Los efectos del arrepentimiento en nosotros son tan profundos que Dios nos da el perdón de pecados, el don del Espíritu Santo y la herencia divina. Hechos 2:38 dice: “Arrepentíos, y bautícese cada uno de vosotros en el nombre de Jesucristo para perdón de vuestros pecados; y recibiréis el don del Espíritu Santo”. El perdón de los pecados está basado en la redención que Cristo efectuó mediante Su muerte (10:43; Ef. 1:7; 1 Co. 15:3); es la bendición inicial y básica de la salvación plena que Dios provee. Con base en este perdón, la bendición de la plena salvación de Dios avanza y tiene su consumación al recibir los creyentes el don del Espíritu Santo.

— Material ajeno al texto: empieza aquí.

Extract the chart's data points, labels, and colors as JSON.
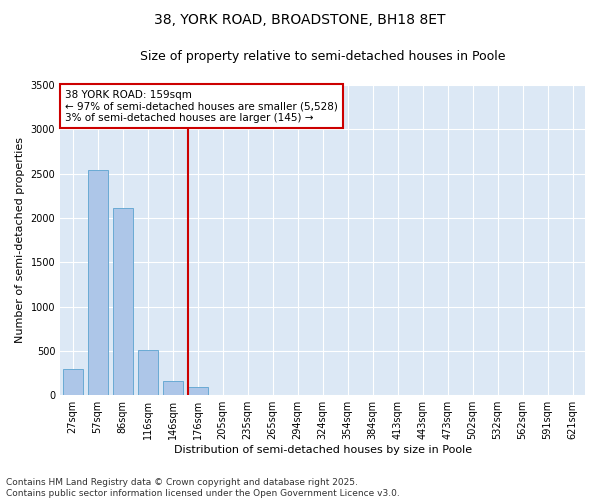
{
  "title_line1": "38, YORK ROAD, BROADSTONE, BH18 8ET",
  "title_line2": "Size of property relative to semi-detached houses in Poole",
  "xlabel": "Distribution of semi-detached houses by size in Poole",
  "ylabel": "Number of semi-detached properties",
  "footer_line1": "Contains HM Land Registry data © Crown copyright and database right 2025.",
  "footer_line2": "Contains public sector information licensed under the Open Government Licence v3.0.",
  "annotation_line1": "38 YORK ROAD: 159sqm",
  "annotation_line2": "← 97% of semi-detached houses are smaller (5,528)",
  "annotation_line3": "3% of semi-detached houses are larger (145) →",
  "bar_labels": [
    "27sqm",
    "57sqm",
    "86sqm",
    "116sqm",
    "146sqm",
    "176sqm",
    "205sqm",
    "235sqm",
    "265sqm",
    "294sqm",
    "324sqm",
    "354sqm",
    "384sqm",
    "413sqm",
    "443sqm",
    "473sqm",
    "502sqm",
    "532sqm",
    "562sqm",
    "591sqm",
    "621sqm"
  ],
  "bar_values": [
    300,
    2540,
    2110,
    510,
    160,
    90,
    0,
    0,
    0,
    0,
    0,
    0,
    0,
    0,
    0,
    0,
    0,
    0,
    0,
    0,
    0
  ],
  "n_bars": 21,
  "vline_bar_index": 5,
  "bar_color": "#adc6e8",
  "bar_edge_color": "#6aaad4",
  "vline_color": "#cc0000",
  "background_color": "#dce8f5",
  "ylim_max": 3500,
  "yticks": [
    0,
    500,
    1000,
    1500,
    2000,
    2500,
    3000,
    3500
  ],
  "grid_color": "#ffffff",
  "title_fontsize": 10,
  "subtitle_fontsize": 9,
  "axis_label_fontsize": 8,
  "tick_fontsize": 7,
  "annotation_fontsize": 7.5,
  "footer_fontsize": 6.5
}
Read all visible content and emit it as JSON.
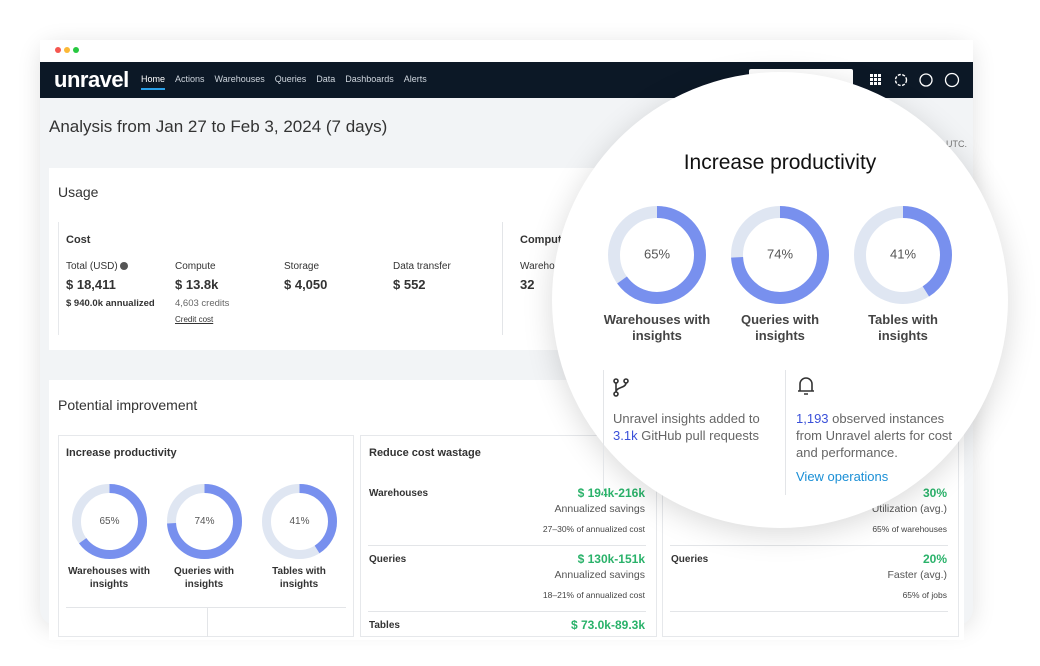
{
  "nav": {
    "logo": "unravel",
    "items": [
      "Home",
      "Actions",
      "Warehouses",
      "Queries",
      "Data",
      "Dashboards",
      "Alerts"
    ]
  },
  "header": {
    "title": "Analysis from Jan 27 to Feb 3, 2024 (7 days)",
    "timezone": "UTC."
  },
  "usage": {
    "title": "Usage",
    "cost": {
      "title": "Cost",
      "total_label": "Total (USD)",
      "total": "$ 18,411",
      "annualized": "$ 940.0k annualized",
      "compute_label": "Compute",
      "compute": "$ 13.8k",
      "credits": "4,603 credits",
      "credit_link": "Credit cost",
      "storage_label": "Storage",
      "storage": "$ 4,050",
      "transfer_label": "Data transfer",
      "transfer": "$ 552"
    },
    "compute": {
      "title": "Compute",
      "warehouses_label": "Warehouses",
      "warehouses": 32
    }
  },
  "improvement": {
    "title": "Potential improvement",
    "productivity": {
      "title": "Increase productivity",
      "donuts": [
        {
          "value": 65,
          "value_label": "65%",
          "label": "Warehouses with insights"
        },
        {
          "value": 74,
          "value_label": "74%",
          "label": "Queries with insights"
        },
        {
          "value": 41,
          "value_label": "41%",
          "label": "Tables with insights"
        }
      ],
      "github": {
        "text_before": "Unravel insights added to",
        "count": "3.1k",
        "text_after": "GitHub pull requests"
      },
      "alerts": {
        "count": "1,193",
        "text": "observed instances from Unravel alerts for cost and performance.",
        "link": "View operations"
      }
    },
    "wastage": {
      "title": "Reduce cost wastage",
      "rows": [
        {
          "label": "Warehouses",
          "value": "$ 194k-216k",
          "sub": "Annualized savings",
          "note": "27–30% of annualized cost"
        },
        {
          "label": "Queries",
          "value": "$ 130k-151k",
          "sub": "Annualized savings",
          "note": "18–21% of annualized cost"
        },
        {
          "label": "Tables",
          "value": "$ 73.0k-89.3k"
        }
      ]
    },
    "performance": {
      "rows": [
        {
          "value": "30%",
          "sub": "Utilization (avg.)",
          "note": "65% of warehouses"
        },
        {
          "label": "Queries",
          "value": "20%",
          "sub": "Faster (avg.)",
          "note": "65% of jobs"
        }
      ]
    }
  }
}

Aquí el don del Espíritu Santo no se refiere a un don distribuido por el Espíritu, como se menciona en Romanos 12:6, 1 Corintios 12:4 y 1 Pedro 4:10; más bien, el don es el propio Espíritu Santo, dado por Dios a los que creen en Cristo como don único que produce todos los dones mencionados en Romanos 12, 1 Corintios 12 y 1 Pedro 4. El Espíritu Santo en Hechos 2:38 es el Espíritu todo-inclusivo del Dios Triuno procesado en Su economía neotestamentaria, tanto en el aspecto esencial para dar vida como en el aspecto económico para impartir poder; este Espíritu es dado a los creyentes en el momento en que se arrepienten y creen en Cristo (Ef. 1:13; Gá. 3:2) como bendición todo-inclusiva del evangelio completo de Dios (v. 14) a fin de que ellos puedan disfrutar todas las riquezas del Dios Triuno (2 Co. 13:14).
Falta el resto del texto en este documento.